What is Trichotillomania?
Trichotillomania (TM) involves the anxious pulling or removal of body hair, to such an extent that it produces a disruption to one’s life functioning. This insidious condition is associated with feelings of depression, shame, anxiety and disgust. Individuals with this condition often engage in social isolation and other extensive efforts to mask the perceived damage that the hair pulling has produced. The term “trichotillomania,” refers specifically to the final event (i.e. removal of body hair) in a sequence of behaviors or experiences that lead up to the actual hair pulling. Although hair pulling is most often associated with the condition, there are a number of individuals who engage in elaborate hair cutting episodes that are intended to bring about symmetry or perfect evenness.
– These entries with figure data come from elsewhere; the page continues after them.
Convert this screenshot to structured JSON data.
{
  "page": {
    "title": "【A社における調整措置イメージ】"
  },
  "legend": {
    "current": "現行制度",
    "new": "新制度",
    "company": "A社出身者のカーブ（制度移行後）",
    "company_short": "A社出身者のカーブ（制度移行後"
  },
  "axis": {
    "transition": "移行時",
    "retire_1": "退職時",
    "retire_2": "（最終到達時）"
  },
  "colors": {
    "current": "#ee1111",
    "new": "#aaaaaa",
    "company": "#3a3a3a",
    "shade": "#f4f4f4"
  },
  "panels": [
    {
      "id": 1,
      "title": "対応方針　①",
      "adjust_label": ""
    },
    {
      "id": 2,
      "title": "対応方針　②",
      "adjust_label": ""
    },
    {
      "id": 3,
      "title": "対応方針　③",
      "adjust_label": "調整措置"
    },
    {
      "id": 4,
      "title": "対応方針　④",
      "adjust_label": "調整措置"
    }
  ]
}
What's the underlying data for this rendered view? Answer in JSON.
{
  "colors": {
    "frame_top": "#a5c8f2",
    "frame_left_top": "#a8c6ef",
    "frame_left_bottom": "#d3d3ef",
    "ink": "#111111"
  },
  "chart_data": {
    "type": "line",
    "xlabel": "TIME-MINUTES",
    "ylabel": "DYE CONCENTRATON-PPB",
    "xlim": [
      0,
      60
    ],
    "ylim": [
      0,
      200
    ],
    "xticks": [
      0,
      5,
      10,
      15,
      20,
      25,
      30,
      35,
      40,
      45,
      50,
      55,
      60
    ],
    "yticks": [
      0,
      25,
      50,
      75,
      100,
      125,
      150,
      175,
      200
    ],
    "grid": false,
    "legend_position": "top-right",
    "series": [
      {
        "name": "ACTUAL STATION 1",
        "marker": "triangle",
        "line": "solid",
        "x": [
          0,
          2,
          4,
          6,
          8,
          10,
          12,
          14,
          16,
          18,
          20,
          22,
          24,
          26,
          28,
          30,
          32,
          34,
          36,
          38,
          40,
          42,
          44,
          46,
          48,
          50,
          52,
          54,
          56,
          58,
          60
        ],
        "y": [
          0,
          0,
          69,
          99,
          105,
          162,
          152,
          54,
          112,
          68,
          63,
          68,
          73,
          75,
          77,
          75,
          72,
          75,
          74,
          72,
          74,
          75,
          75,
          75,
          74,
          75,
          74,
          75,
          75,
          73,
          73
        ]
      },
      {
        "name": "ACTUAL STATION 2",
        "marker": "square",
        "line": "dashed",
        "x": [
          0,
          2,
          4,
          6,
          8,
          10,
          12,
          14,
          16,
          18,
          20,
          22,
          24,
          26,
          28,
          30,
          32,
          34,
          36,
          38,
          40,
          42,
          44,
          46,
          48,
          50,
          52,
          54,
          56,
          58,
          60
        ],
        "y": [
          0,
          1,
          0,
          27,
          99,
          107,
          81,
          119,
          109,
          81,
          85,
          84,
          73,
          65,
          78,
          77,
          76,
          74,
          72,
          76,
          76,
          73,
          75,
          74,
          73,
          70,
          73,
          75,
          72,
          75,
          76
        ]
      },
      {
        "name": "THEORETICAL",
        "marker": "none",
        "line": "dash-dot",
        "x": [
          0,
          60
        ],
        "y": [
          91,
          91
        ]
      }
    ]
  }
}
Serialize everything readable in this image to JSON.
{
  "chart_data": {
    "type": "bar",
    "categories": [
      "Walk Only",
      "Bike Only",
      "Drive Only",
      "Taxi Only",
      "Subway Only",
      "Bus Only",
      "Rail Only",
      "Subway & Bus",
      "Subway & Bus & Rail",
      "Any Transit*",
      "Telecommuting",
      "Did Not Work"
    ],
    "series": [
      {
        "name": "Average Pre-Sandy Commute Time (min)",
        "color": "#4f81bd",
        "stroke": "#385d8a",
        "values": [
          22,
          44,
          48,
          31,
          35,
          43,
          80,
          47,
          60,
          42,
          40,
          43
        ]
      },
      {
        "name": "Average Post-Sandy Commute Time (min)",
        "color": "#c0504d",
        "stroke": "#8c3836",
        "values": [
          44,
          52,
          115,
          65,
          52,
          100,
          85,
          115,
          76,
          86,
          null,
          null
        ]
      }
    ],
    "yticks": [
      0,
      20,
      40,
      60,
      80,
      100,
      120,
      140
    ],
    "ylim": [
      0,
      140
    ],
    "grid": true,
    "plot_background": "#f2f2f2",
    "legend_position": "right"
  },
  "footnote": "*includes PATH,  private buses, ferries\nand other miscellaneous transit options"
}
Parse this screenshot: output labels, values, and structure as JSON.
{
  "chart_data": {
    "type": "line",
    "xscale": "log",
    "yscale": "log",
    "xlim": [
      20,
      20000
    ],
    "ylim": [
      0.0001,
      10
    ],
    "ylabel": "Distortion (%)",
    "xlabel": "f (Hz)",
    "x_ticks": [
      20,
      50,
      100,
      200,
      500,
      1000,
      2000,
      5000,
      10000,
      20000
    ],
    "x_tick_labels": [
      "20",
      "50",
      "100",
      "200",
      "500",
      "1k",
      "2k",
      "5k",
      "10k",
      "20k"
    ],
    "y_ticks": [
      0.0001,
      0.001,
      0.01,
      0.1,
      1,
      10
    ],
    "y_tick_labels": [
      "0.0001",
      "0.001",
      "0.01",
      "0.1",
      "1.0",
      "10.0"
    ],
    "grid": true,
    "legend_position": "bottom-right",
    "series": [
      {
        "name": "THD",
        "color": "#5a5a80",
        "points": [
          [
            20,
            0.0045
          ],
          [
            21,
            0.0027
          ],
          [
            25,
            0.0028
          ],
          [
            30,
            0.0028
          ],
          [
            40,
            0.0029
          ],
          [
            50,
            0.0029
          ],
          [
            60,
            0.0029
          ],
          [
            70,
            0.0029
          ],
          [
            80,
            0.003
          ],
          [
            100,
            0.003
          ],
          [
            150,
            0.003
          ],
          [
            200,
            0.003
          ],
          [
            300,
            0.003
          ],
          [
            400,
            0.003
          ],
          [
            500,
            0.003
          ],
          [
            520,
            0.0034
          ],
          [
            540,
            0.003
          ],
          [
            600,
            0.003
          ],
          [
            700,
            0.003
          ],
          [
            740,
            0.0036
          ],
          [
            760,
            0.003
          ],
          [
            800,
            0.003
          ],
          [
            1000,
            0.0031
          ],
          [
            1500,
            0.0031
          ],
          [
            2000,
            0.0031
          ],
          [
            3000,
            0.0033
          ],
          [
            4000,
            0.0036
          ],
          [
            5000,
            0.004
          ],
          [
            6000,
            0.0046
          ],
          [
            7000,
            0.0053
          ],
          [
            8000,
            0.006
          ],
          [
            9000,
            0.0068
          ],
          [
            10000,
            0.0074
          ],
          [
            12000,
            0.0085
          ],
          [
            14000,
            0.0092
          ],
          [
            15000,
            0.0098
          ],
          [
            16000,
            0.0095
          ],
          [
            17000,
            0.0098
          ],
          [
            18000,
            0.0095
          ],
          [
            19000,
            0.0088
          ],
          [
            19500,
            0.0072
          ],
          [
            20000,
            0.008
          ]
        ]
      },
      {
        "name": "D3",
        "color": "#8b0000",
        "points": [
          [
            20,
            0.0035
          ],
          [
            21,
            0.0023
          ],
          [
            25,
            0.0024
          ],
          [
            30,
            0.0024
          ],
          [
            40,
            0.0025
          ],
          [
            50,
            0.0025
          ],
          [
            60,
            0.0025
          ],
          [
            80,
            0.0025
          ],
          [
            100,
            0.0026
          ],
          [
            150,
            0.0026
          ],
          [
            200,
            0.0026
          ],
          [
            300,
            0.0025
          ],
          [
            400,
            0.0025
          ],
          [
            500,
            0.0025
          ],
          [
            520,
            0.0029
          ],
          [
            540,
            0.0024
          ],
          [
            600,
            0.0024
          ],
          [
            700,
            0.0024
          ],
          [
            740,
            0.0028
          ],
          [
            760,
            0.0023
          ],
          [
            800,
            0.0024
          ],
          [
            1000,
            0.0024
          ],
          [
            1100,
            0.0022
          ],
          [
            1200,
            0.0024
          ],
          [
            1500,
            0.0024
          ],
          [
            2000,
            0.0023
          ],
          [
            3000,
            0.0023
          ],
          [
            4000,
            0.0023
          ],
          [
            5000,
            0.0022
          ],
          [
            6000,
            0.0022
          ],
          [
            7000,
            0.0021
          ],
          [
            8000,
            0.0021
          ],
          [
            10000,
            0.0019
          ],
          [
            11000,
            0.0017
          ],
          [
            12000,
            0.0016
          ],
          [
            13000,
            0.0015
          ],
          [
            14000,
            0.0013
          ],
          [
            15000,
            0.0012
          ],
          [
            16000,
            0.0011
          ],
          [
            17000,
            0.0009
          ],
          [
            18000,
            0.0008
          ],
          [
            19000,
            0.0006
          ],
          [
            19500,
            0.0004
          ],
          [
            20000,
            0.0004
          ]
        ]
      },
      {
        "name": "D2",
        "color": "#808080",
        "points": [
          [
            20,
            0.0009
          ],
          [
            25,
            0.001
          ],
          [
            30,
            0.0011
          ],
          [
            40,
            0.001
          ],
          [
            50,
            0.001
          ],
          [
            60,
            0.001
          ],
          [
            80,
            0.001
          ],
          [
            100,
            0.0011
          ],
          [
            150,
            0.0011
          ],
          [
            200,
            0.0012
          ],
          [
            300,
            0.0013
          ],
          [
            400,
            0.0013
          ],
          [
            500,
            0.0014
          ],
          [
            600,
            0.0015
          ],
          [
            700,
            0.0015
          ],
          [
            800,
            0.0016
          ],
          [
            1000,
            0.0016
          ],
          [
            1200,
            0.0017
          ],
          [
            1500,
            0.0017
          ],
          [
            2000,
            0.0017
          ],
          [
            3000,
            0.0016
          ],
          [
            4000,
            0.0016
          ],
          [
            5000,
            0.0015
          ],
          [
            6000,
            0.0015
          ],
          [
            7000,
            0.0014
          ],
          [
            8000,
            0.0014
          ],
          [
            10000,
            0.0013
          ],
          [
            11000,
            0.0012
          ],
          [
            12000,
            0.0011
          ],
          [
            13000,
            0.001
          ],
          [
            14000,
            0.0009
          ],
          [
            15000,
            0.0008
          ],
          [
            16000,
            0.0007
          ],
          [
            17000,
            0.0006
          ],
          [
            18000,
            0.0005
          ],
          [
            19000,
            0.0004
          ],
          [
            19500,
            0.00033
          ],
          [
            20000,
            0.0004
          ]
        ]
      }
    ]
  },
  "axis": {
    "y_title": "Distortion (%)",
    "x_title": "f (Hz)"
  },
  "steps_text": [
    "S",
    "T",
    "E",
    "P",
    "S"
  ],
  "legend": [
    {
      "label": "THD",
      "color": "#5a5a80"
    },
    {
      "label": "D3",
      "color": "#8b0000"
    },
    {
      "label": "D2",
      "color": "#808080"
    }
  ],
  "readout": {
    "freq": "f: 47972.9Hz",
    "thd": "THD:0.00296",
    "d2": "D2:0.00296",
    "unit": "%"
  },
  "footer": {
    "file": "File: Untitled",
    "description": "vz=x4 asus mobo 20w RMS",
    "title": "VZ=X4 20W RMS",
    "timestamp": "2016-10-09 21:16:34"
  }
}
Trichotillomania, although often conceived of as a simple habit, has baffled behavioral psychologists and produced only moderate success in treatment outcome studies.

It is our belief that this seemingly simple condition is actually an enigma. We believe that the historical lack of success in treating this disorder can most likely be attributed to the “one size fits all” treatment approach implemented in most research protocols and clinical settings. A common shortcoming in the profession of psychology is the tendency for researchers and clinicians to create paradigm-based, rather than empirically-derived, models that pertain to the understanding and treatment of certain conditions. People who invest a great deal of time training in one conceptual paradigm, tend to process most conditions through their own bias. It seems that after buying a hammer, the world is full of nails. The truth is that cognitive-behavioral psychotherapy is not effective in treating everything and not everything that seems bizarre and out of control is OCD.